Glenda Korporaal’s piece in Job joy disguises under-employment in the The Australian this morning said:
… there is an increasing recognition that to judge their real economic impact, the jobless numbers need closer scrutiny, given that one only has to work an hour a week to be counted as employed.
She quotes me as follows:
“The afterglow from last week’s national accounts figures has now gone with the retail sales figures and the labour figures showing that the Australian economy is far from healthy,” University of Newcastle labour economist professor Bill Mitchell said yesterday.
“We are now starting to see hidden unemployment rise as people are dropping out of the workforce. The economy is only just hanging on by the skin of its teeth with strong fiscal support.

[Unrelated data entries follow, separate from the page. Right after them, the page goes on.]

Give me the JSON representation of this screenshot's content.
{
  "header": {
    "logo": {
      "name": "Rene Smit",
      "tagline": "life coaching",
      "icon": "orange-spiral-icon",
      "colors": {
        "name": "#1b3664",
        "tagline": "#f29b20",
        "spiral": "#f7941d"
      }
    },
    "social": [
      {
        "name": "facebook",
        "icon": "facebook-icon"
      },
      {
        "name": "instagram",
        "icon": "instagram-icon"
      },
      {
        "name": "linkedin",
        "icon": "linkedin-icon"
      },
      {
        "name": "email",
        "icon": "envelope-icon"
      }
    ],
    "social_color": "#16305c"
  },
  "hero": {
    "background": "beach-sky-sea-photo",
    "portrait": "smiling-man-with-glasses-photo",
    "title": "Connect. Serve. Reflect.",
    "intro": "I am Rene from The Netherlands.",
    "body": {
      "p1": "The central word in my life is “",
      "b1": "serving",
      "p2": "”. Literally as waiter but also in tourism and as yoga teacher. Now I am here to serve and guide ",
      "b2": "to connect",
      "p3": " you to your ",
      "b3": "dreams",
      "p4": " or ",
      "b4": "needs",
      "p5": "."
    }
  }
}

“We think of a recession as having massive unemployment. In this recession there is massive underemployment. It is a moot point about which is better, given that working one hour a week is counted as being employed.”
With the lag between the state of the economy and the job market, Professor Mitchell argues it could take 18 months before Australia sees any significant recovery in employment growth.
He estimates that the true underemployment rate is about 15 per cent when discouraged workers are added to those not working as many hours as they want.
The story also concluded that:
The good news is that weaker economic figures this week are a reminder that the health of the Australian economy is still very dependent on flow-on from the economic stimulus incentives. The world economy,with the exception maybe of China, is still weak.
Although the Reserve Bank is still expected to put up interest rates in the not too distant future, this week’s figures should be a warning that the economy is still fragile and workers are still all too vulnerable
That’s progress – from News Limited too.
You can hear a segment I did either this morning on either the ABC Radio shows AM or The World Today on underemployment, a third stimulus and interest rates. It depends on scheduling and other stories which one will carry the interview.